Council members considered a preliminary plan presented by developer Tom DeCicco to construct a new storage facility in Lakeway Town Center at 2111 Lohmans Crossing Road, Lakeway. Although the tract is zoned C-1, DeCicco asked council members if they would consider granting him a special-use permit to allow for his storage facility, a nonconforming use that belongs within a C-2 zoned tract.
Deputy City Manager Chessie Zimmerman presented a draft ordinance amendment to the C-1 zoning ordinance.
Zimmerman said DeCicco’s project would provide a benefit to the city because DeCicco agreed to remove an unsightly older storage facility—Stow Away Storage—on property he owns nearby at 2051 Lohmans Spur, Lakeway, redevelop the tract with an office building, and remove asphalt and provide a greenbelt area at the Lohmans Spur site.
DeCicco said he would design the storage facility to look like an office building and house businesses in its front portion with storage in the rear, allowing tenants to have a warehouse adjacent to their sales floors.
The proposed storage facility is already 95 percent leased, he said.
“The [Lakeway storage] market itself is severely underserved,” RPM Storage Management owner Monty Rainey said. “According to the Texas Self Storage Association, in urban markets throughout Texas, you will find 12.5 to 13 square feet [of storage] per capita. Here, in the Lakeway market, we’re looking at about 5 [square feet].”
Council members said they were concerned the project would provide a cut-through for traffic entering or exiting nearby Oaks at Lakeway shopping center. They also cited concerns about drafting the ordinance solely for DeCicco’s situation.
In April 2014, Lakeway amended its comprehensive plan to push industrial uses north of Kollmeyer Drive on RR 620, including C-2 projects such as storage facilities.

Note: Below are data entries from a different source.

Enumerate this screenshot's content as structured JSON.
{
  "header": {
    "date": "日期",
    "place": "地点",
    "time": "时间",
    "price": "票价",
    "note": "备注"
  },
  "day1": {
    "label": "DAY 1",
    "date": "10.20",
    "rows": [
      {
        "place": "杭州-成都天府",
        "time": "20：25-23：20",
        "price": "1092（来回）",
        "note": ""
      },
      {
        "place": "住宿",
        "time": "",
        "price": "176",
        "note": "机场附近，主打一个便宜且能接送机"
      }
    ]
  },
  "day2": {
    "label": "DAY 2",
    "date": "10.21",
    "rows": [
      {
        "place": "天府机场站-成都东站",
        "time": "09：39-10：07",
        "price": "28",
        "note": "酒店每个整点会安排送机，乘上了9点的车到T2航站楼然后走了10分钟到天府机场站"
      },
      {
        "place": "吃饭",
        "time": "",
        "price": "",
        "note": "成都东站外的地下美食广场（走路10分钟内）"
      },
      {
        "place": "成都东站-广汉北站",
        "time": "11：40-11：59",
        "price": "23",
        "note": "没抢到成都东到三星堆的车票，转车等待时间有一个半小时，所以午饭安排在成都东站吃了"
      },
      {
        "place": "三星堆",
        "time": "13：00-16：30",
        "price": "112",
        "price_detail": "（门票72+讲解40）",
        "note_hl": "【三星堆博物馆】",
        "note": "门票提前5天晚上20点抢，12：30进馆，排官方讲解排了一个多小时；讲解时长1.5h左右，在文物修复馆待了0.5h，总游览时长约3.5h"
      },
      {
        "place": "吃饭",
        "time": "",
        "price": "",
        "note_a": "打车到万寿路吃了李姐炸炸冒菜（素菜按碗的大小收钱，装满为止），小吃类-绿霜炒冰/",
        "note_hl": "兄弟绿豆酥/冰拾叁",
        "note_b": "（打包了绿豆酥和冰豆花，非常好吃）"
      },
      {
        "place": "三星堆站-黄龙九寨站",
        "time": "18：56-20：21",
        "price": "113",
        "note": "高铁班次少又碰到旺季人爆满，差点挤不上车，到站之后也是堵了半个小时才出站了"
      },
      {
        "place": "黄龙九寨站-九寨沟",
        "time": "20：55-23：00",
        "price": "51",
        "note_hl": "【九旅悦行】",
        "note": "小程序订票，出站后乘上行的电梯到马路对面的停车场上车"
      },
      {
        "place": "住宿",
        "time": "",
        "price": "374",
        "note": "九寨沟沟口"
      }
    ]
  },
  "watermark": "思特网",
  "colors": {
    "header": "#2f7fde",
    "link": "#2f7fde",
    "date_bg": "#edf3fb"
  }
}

“There are a number of other storage facilities in town—some that were developed in compliance with our code and some that were not,” Zimmerman said. “So, it’s a little bit of a balancing act to create language that is specific enough that there aren’t loopholes but, at the same time, not exclusive to this site.”
Council Member Sandy Cox said the council declined a competitor’s request to put a storage facility in a C-1 zoned tract.
“From a precedence standpoint we were pretty emphatic [in the previous application] that we weren’t going to have any C-2 [in the C1 corridor below Kollmeyer Drive],” she said.
Mayor Joe Bain and Council Member Dave Taylor said the difference in the applications is that DeCicco’s request provided a benefit to the city.
“They are offering us something the other [applicant] didn’t,” Taylor said. They’re going to give us a greenbelt [and] tear down the other [storage facility], which was an eyesore.”
Zimmerman said she felt the new special-use permit conditions were a “high standard but not a standard that could not be achieved by others.”
Council agreed to amend the C-1 ordinance after additional research.
Although DeCicco filed a special use permit application for the project April 7, a zoning amendment would be a prerequisite to city council approval, Zimmerman said.